After decades of wandering in the scientific wilderness, cold fusion may be returning to the land of the acceptable.
It’s been more than 20 years since esteemed researchers Stanley Pons and Martin Fleischmann electrified the world with news that they’d observed low-energy nuclear reactions, or LENR, at the atomic level that generated excess heat, holding out the promise of “cold fusion” that did not require the blast furnace of nuclear fission as part of the energy-creating process.
Cold fusion is, conceivably, a third type of nuclear reaction (after fission and so-called hot fusion) that somehow occurs at relatively low temperatures. When Pons and Fleischmann, two of the world’s leading electrochemists at the time, reported in 1989 that their tabletop, experimental apparatus had produced anomalous heat that could only be explained by some sort of a nuclear process, the race to define or explain cold fusion began. Pons and Flesichmann also reported that they’d observed small amounts of nuclear reaction byproducts.

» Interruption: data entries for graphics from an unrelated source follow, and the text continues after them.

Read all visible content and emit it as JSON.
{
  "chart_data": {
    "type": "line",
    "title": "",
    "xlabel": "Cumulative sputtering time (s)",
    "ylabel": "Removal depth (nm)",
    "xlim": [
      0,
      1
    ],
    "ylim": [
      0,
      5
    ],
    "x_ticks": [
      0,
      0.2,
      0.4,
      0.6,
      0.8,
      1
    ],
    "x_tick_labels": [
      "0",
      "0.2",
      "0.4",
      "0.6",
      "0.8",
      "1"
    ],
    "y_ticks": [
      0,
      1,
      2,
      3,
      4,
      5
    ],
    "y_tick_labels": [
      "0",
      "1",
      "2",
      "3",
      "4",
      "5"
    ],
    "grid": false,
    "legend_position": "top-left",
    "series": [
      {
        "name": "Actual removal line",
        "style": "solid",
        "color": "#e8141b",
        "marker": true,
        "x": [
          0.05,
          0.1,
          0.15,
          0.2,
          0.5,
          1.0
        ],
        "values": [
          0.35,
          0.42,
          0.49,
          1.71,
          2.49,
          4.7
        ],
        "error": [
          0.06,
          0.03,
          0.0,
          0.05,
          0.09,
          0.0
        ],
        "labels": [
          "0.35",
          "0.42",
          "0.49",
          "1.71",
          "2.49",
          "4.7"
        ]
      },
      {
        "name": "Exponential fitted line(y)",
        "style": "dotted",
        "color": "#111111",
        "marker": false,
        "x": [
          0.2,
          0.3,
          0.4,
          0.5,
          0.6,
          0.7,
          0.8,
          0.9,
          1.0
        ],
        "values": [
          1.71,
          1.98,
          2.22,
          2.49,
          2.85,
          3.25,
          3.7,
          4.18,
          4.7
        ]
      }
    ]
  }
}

However, because the Pons-Fleischmann results couldn’t be repeated consistently–and since it was also discovered that they had not, in fact, observed any nuclear reaction byproducts–cold fusion has largely been rejected, and Pons and Fleischmann discredited, by the mainstream scientific community.
While there have been sporadic reports of LENR findings of “excess heat”–basically, that “something happened” that defies explanation–there is still no generally accepted theoretical model of cold fusion.